Resource Selection by African Buffalo (Syncerus caffer) in the Caprivi Strip, Namibia
The resouce selection function used in this analysis allowed me to identify variables, both environmental and anthropogenic, that are important in determining buffalo space and resource use patterns. Spatially mapping probability distributions of valuable species such as buffalo can inform land use and resource planning. Identifying which features on the landscape, as well as vegetation types, are used by animals, can help conservation planners to create parks that address the need for migratory species to have intact corridors. This is especially important in the Caprivi Strip due to its narrow geography and the KAZA TFCA that is being planned in the region.
The 250m spatial resolution of the EVI tiles restricts the predictive ability of the probability surface. A 250m square area could contain a large amount of spatial variability, in terms of resources important to buffalo, including water availability and vegetation. The resolution could be increased by excluding EVI from the analysis, although this is undesirable as greenness is expected to be a powerful predictor of buffalo space use (and this is confirmed by the results).
EVI was the only temporally variable predictor included in this analysis, and has a resolution of 16 days. Most of the other covariates included are likely to change over time, as the human population expands in the Caprivi and land use decisions are made. The analysis would benefit from the addition of other temporally variable predictors, such as fire, and TRMM, which weren't included in this analysis due to time constraints. Despite these limitations, the results of the RSF can nevertheless provide insight into buffalo preference/avoidance behaviours with respect to landscape variables and environmental factors, which can contribute to future planning.

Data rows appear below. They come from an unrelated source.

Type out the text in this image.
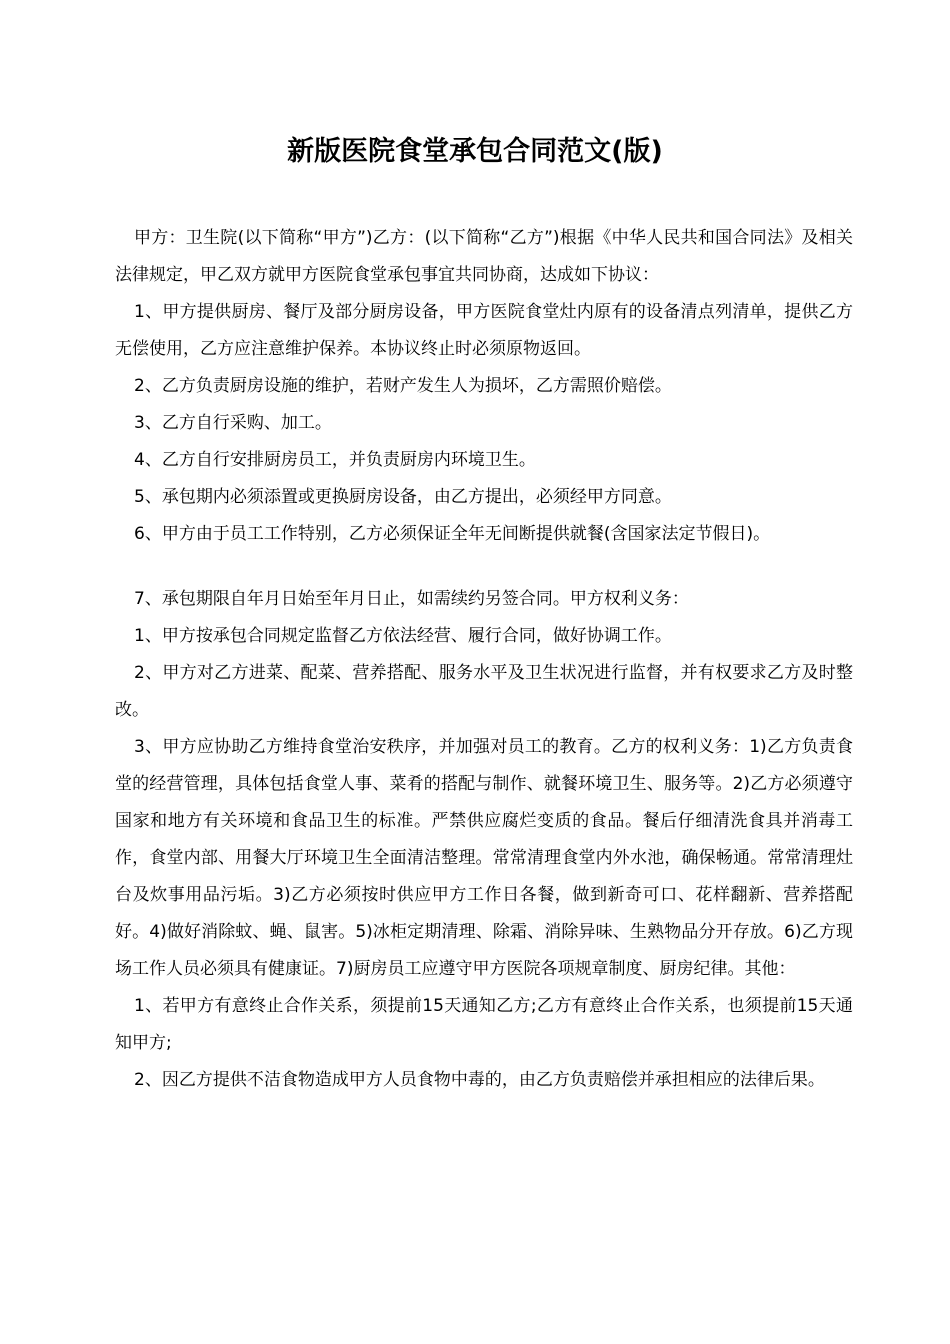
新版医院食堂承包合同范文(版)

甲方：卫生院(以下简称“甲方”)乙方：(以下简称“乙方”)根据《中华人民共和国合同法》及相关法律规定，甲乙双方就甲方医院食堂承包事宜共同协商，达成如下协议：

1、甲方提供厨房、餐厅及部分厨房设备，甲方医院食堂灶内原有的设备清点列清单，提供乙方无偿使用，乙方应注意维护保养。本协议终止时必须原物返回。

2、乙方负责厨房设施的维护，若财产发生人为损坏，乙方需照价赔偿。

3、乙方自行采购、加工。

4、乙方自行安排厨房员工，并负责厨房内环境卫生。

5、承包期内必须添置或更换厨房设备，由乙方提出，必须经甲方同意。

6、甲方由于员工工作特别，乙方必须保证全年无间断提供就餐(含国家法定节假日)。

7、承包期限自年月日始至年月日止，如需续约另签合同。甲方权利义务：

1、甲方按承包合同规定监督乙方依法经营、履行合同，做好协调工作。

2、甲方对乙方进菜、配菜、营养搭配、服务水平及卫生状况进行监督，并有权要求乙方及时整改。

3、甲方应协助乙方维持食堂治安秩序，并加强对员工的教育。乙方的权利义务：1)乙方负责食堂的经营管理，具体包括食堂人事、菜肴的搭配与制作、就餐环境卫生、服务等。2)乙方必须遵守国家和地方有关环境和食品卫生的标准。严禁供应腐烂变质的食品。餐后仔细清洗食具并消毒工作，食堂内部、用餐大厅环境卫生全面清洁整理。常常清理食堂内外水池，确保畅通。常常清理灶台及炊事用品污垢。3)乙方必须按时供应甲方工作日各餐，做到新奇可口、花样翻新、营养搭配好。4)做好消除蚊、蝇、鼠害。5)冰柜定期清理、除霜、消除异味、生熟物品分开存放。6)乙方现场工作人员必须具有健康证。7)厨房员工应遵守甲方医院各项规章制度、厨房纪律。其他：

1、若甲方有意终止合作关系，须提前15天通知乙方;乙方有意终止合作关系，也须提前15天通知甲方;

2、因乙方提供不洁食物造成甲方人员食物中毒的，由乙方负责赔偿并承担相应的法律后果。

Choice of Predictor Variables
Although the dataset was split by home range, the predictor variables were aggregate for the whole of the Caprivi. This poses a potential problem, especially with the 'Distance to Field' variable, where correlation is high but the variable is likely not to influence movement at all. For example, many buffalo populations reside on one side of a major river, with agricultural fields on the opposite side. The minimum distance to field variable counted these fields as the closest, although the river is an un-crossable barrier for buffalo. In many instances, distance to field was highly significant and the co-efficient was negative, indicating that buffalo preferred to spend time closer to agricultural fields. This is likely false, and masking the true pattern which is that buffalo are restricted by water use and spend time closer to rivers. The analysis would benefit from splitting layers such as fields and pans into different regions, and only using those that are accessible to the buffalo population in the analysis.
The analysis used a 'day' variable in order to assess the relative significance of resource selection at during the day compared to night time. This is a coarse resolution variable, and more insight would likely be gained from splitting the observations further into morning, afternoon, evening, and night. Additionally, some measure of seasonality would be beneficial for the analysis, as the Caprivi has large differences in seasonality from wet to dry season.
This analysis is an example of the modifiable areal unit problem. A preliminary logistic regression was performed on all 32 buffalo together, and the results were quite different from the analysis performed on each animal split down. The Caprivi is spatially heterogeneous and the results of an RSF will be highly dependent on the scale at which the analysis is performed. This analylsis was performed using home ranges including 100% of data points per individual buffalo to create each RSF 'study area'. This is a generous analysis as it includes data points that may be outside the normal range of each animal. For example, one buffalo has recently begun moving quite far South and East of the Caprivi, down into Botswana and toward the Okavango delta. It's impossible to tell at this point in time whether this pattern is part of a regular (or semi-regular) migratory route, or a new movement by the invididual. Without high resolution spatial data, it's also impossible to tell whether this is an individual buffalo, or an entire herd.
Extrapolating from Individual to Population
The data used in this analysis represents only 32 individual buffalo. These individuals were chosen to represent different populations living in the Caprivi, but they are in no way comprehensive, and it is very difficult to predict whether the individual buffalo represents the herd as a whole. Buffalo are highly social animals, and tend to herd, with the exception of old males. Within each herd there is a wide variety of age and health. These are important factors affecting behaviour and movement patterns. Although an RSF analysis can be very insightful and highlight interesting movement patterns, it is important to recognize the limitations of assessing individuals, as well as the resolution of the data, both temporally and spatially.